Summer of 84 (2018)

In theaters: Summer of 84 (2018)

Summer of 84 has three writer/directors, one serial killer who targets adolescents, four teenage misfit boys complete with bikes and walkie-talkies, one slightly older lust interest, at least thirteen dead or missing victims, and about two hundred 1980s references.

Poster
Summer of 84 (2018)
Summer of 84 (2018)

The boys, egged on by Davey (Graham Verchere), have come to believe that their neighbor Wayne Mackey (Rich Sommer), an officer in the Ipswich Police Department, is secretly the Cape May Slayer. When they aren’t out trying to crack the case, they’re cracking wise about their hormones or dropping one of the aforementioned references, which happens about every other time that any one of them opens their mouth. I grew up in the eighties. We didn’t talk this way.

There’s nothing especially eighties about this movie, and there’s no reason that it needs to take place when it does, except that It (2017) is hot right now. But there’s plenty from the eighties that it appropriates and packages for an audience that might not know any better. The score, for example, is heavy on the synths, but it sounds like the present’s idea of the eighties, not actual music from the period. And you can name-check the Ewoks and G. I. Joe, and you can play “Cruel Summer” under the bike-riding scene just like in The Karate Kid (1984), but when you go around saying “guys” and “dude,” you come across like millennials. And when you use the word ginger to describe red hair, you come across like Canadian millennials. (The word for that in Oregon is redhead.) These compounded and entirely unforced errors ultimately distract from some clever writing from filmmaking collective RKSS, or François Simard, Anouk Whissell, and Yoann-Karl Whissell by name.
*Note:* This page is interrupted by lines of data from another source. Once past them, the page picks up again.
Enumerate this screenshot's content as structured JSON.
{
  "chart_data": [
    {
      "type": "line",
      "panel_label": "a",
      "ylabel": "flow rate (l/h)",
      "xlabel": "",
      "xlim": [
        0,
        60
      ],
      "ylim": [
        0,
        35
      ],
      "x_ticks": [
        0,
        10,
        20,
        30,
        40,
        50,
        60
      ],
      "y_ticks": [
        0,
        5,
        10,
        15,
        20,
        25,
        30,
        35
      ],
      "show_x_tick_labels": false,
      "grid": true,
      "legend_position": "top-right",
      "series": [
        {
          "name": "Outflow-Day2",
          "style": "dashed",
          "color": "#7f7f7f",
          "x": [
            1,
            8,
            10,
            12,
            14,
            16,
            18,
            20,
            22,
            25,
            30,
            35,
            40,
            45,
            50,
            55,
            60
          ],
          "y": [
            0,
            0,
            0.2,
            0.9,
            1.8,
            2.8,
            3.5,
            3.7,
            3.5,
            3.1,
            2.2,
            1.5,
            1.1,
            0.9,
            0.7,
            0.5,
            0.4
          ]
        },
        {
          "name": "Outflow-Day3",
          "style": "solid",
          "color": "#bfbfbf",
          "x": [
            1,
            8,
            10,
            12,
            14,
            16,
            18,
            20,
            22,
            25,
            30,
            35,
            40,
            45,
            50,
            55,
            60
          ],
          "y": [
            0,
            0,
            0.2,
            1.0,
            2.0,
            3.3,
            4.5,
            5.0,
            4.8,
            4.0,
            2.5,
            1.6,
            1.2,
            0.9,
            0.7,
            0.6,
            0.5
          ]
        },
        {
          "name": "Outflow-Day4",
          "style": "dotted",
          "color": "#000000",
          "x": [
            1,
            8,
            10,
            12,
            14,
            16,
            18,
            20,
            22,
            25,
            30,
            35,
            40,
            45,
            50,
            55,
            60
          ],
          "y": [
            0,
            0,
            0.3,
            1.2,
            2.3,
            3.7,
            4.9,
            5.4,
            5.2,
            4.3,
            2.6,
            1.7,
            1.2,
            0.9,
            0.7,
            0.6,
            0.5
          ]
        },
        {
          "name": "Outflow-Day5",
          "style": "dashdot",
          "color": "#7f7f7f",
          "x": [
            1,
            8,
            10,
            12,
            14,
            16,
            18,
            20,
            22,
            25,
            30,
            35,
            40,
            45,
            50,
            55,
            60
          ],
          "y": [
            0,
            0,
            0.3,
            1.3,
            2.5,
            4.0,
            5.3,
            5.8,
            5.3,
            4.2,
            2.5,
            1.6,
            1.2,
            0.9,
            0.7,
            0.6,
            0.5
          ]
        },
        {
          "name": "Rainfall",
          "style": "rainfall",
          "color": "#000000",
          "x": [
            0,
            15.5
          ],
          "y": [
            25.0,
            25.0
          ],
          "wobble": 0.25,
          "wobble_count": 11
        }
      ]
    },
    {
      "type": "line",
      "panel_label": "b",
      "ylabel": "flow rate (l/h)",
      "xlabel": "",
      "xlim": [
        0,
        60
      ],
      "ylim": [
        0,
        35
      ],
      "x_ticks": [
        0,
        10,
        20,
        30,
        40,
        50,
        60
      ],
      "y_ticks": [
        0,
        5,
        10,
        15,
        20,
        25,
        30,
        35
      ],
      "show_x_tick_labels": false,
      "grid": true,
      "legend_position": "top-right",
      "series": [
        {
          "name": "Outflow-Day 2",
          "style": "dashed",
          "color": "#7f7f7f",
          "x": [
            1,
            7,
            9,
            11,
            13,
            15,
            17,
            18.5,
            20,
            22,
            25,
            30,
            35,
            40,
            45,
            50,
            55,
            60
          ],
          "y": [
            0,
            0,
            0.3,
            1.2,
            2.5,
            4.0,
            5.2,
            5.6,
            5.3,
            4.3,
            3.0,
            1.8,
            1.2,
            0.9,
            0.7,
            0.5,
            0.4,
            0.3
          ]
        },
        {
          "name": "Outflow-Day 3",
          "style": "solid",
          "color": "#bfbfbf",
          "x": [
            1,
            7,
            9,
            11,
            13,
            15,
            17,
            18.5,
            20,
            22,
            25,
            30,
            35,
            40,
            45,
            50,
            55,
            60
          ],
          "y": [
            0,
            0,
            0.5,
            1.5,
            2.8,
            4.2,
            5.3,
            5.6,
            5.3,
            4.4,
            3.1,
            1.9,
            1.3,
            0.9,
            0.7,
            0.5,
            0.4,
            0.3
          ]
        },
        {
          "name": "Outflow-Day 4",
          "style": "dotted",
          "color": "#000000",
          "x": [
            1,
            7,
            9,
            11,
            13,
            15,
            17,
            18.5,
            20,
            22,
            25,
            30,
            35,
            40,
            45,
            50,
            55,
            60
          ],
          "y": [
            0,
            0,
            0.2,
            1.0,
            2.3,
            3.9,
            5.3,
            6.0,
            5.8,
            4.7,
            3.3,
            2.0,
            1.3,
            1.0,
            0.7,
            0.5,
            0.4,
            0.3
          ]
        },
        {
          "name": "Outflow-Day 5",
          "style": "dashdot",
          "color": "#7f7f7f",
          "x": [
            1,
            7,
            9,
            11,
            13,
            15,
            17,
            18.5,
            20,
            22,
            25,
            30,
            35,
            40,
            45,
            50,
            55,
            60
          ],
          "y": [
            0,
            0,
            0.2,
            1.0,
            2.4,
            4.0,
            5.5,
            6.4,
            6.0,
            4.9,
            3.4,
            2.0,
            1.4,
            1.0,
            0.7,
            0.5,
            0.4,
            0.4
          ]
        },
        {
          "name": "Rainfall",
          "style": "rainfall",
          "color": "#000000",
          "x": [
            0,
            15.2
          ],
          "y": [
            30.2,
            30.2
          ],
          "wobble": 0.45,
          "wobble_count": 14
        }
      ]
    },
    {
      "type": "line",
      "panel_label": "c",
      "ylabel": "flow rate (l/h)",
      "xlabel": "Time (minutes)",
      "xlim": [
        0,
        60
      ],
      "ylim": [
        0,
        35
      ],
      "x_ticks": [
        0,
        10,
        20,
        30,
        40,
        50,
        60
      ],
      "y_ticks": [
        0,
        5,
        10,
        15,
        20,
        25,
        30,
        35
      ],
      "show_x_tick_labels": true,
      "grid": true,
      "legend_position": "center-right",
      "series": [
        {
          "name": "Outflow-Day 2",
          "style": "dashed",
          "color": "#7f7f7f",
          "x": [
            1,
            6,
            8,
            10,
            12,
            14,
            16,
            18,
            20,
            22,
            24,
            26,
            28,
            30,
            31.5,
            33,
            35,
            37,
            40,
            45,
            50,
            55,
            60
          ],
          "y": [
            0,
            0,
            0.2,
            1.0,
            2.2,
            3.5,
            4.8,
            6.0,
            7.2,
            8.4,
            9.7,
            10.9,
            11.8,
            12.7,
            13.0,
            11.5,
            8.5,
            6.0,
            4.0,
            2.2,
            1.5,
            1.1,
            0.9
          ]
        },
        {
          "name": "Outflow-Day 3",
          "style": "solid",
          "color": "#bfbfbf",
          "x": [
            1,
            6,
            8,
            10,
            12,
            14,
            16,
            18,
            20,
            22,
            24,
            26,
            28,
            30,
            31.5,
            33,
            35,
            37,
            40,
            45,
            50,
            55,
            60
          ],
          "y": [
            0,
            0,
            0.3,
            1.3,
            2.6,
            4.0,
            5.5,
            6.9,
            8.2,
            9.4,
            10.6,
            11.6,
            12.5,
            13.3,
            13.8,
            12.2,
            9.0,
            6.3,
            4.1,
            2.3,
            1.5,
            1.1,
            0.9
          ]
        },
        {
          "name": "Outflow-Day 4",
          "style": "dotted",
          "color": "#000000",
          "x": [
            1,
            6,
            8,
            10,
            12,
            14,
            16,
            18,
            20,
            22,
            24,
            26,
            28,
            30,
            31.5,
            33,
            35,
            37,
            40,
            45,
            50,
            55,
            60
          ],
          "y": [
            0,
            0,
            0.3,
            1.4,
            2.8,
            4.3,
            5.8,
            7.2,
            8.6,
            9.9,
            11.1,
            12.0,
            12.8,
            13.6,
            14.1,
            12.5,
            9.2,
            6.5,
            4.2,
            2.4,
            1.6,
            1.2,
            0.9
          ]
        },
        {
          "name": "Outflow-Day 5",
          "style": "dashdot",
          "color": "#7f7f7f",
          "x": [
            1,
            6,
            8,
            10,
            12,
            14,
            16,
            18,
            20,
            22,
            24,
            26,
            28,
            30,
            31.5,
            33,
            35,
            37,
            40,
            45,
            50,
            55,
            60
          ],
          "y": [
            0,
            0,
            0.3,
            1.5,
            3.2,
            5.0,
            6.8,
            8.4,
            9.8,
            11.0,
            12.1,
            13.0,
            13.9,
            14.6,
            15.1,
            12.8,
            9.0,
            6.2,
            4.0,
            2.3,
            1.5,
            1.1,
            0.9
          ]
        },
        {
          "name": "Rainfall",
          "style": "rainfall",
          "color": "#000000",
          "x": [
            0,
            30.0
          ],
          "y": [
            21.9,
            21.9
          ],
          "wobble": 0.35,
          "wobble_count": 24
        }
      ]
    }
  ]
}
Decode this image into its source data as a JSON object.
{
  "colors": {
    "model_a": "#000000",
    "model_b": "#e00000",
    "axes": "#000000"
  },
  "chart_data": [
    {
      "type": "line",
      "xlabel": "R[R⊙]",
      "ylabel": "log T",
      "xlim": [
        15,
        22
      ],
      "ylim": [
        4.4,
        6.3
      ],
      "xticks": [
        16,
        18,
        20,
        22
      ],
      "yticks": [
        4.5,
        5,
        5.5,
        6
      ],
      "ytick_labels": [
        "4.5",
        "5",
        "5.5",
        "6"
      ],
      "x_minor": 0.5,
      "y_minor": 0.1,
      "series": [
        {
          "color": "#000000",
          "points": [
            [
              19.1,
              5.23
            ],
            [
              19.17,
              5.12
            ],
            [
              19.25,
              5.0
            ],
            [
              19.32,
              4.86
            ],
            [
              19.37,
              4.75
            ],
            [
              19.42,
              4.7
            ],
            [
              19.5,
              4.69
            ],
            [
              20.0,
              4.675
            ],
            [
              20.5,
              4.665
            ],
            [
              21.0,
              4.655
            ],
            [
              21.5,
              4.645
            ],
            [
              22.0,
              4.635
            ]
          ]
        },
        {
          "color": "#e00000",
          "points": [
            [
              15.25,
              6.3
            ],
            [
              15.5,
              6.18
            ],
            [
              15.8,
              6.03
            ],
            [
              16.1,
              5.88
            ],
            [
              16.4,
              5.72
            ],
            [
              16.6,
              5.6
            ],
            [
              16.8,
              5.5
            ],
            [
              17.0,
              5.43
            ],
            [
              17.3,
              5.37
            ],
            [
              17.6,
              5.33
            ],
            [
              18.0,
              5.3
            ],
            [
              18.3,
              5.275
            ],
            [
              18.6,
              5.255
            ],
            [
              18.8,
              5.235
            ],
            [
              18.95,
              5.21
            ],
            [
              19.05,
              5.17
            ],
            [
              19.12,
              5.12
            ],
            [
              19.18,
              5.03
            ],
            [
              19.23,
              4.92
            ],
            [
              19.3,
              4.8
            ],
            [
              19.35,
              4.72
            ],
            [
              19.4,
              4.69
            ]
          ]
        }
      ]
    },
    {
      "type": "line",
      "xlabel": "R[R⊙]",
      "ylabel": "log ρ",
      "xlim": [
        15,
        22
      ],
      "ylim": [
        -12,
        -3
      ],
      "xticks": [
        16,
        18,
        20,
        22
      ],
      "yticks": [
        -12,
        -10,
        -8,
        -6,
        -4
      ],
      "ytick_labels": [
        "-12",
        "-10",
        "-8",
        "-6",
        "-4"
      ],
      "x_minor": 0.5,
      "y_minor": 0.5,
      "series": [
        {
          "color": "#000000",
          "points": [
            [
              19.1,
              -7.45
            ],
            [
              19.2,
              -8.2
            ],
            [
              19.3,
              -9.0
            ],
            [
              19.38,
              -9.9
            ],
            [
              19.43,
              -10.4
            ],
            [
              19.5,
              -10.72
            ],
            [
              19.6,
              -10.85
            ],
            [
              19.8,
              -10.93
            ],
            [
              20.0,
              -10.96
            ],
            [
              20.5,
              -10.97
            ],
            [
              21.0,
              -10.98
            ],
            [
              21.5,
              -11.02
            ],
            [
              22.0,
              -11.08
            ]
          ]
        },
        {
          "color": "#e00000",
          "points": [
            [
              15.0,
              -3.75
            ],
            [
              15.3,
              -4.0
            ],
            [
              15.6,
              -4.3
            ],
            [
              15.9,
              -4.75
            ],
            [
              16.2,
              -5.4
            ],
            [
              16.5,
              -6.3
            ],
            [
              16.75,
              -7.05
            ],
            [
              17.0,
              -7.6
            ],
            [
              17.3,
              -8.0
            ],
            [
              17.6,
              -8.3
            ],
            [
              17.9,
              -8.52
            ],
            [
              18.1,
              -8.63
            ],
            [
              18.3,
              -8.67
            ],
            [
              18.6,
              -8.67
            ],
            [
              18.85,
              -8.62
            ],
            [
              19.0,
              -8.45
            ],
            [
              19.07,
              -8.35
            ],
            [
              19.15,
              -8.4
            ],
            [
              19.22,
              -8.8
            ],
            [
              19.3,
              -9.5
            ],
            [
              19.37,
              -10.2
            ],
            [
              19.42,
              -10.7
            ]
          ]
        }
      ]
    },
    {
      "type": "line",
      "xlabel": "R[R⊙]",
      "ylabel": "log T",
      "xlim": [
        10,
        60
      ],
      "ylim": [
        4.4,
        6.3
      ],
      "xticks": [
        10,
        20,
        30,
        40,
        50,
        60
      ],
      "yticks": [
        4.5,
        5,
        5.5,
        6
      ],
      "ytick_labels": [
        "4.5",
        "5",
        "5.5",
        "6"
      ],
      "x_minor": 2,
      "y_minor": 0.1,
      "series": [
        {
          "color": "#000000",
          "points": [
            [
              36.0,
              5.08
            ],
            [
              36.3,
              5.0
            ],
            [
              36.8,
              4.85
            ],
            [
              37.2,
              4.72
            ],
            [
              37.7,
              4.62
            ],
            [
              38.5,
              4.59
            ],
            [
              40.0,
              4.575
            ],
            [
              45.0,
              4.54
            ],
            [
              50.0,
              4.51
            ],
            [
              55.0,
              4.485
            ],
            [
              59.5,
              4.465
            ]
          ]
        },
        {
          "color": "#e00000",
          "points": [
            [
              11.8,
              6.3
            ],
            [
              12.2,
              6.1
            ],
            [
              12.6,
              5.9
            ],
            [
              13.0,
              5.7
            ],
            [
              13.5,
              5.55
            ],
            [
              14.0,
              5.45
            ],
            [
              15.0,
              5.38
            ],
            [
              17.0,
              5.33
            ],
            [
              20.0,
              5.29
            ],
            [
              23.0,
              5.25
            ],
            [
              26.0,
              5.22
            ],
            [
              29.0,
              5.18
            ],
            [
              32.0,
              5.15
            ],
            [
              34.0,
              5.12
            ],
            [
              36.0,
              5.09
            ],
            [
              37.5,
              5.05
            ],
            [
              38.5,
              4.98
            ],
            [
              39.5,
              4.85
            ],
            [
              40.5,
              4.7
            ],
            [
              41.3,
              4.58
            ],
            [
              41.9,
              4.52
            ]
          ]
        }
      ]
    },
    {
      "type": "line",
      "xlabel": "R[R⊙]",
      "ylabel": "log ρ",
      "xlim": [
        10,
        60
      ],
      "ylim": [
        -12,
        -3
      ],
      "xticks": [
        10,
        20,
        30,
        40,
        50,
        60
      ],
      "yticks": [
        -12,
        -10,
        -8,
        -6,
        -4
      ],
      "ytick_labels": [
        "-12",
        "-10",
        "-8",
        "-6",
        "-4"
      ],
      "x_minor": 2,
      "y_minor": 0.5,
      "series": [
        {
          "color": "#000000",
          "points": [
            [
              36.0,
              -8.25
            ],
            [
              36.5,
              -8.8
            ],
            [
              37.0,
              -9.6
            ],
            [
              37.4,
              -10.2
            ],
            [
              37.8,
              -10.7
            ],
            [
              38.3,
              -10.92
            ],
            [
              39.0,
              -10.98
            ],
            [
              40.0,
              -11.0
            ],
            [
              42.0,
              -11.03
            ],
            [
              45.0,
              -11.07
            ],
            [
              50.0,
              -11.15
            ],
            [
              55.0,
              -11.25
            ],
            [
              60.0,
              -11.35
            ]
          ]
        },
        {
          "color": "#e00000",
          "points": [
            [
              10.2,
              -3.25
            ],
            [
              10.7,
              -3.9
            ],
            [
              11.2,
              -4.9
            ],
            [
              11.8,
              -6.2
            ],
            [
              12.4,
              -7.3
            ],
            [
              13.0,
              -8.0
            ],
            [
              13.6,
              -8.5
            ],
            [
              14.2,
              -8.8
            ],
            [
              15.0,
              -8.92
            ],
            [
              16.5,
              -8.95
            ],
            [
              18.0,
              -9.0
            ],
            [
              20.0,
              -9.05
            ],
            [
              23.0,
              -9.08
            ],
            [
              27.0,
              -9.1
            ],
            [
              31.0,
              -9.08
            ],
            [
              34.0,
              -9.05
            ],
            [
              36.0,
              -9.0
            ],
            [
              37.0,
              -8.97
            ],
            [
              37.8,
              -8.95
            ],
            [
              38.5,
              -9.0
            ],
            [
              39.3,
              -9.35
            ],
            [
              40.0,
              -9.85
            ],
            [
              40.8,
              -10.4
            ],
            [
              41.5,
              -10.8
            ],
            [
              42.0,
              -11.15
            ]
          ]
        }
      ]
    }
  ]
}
The movie wastes so much time trying to establish eighties cred that it doesn’t bother to scare us until the third act. But once the horror finally kicks in, it’s better than the rest of the movie combined. That’s not saying especially much. But if you’re watching yet another evidence hunt that the boys are intending to blame on raccoons and wondering if the movie is going to improve, the answer to the question is yes.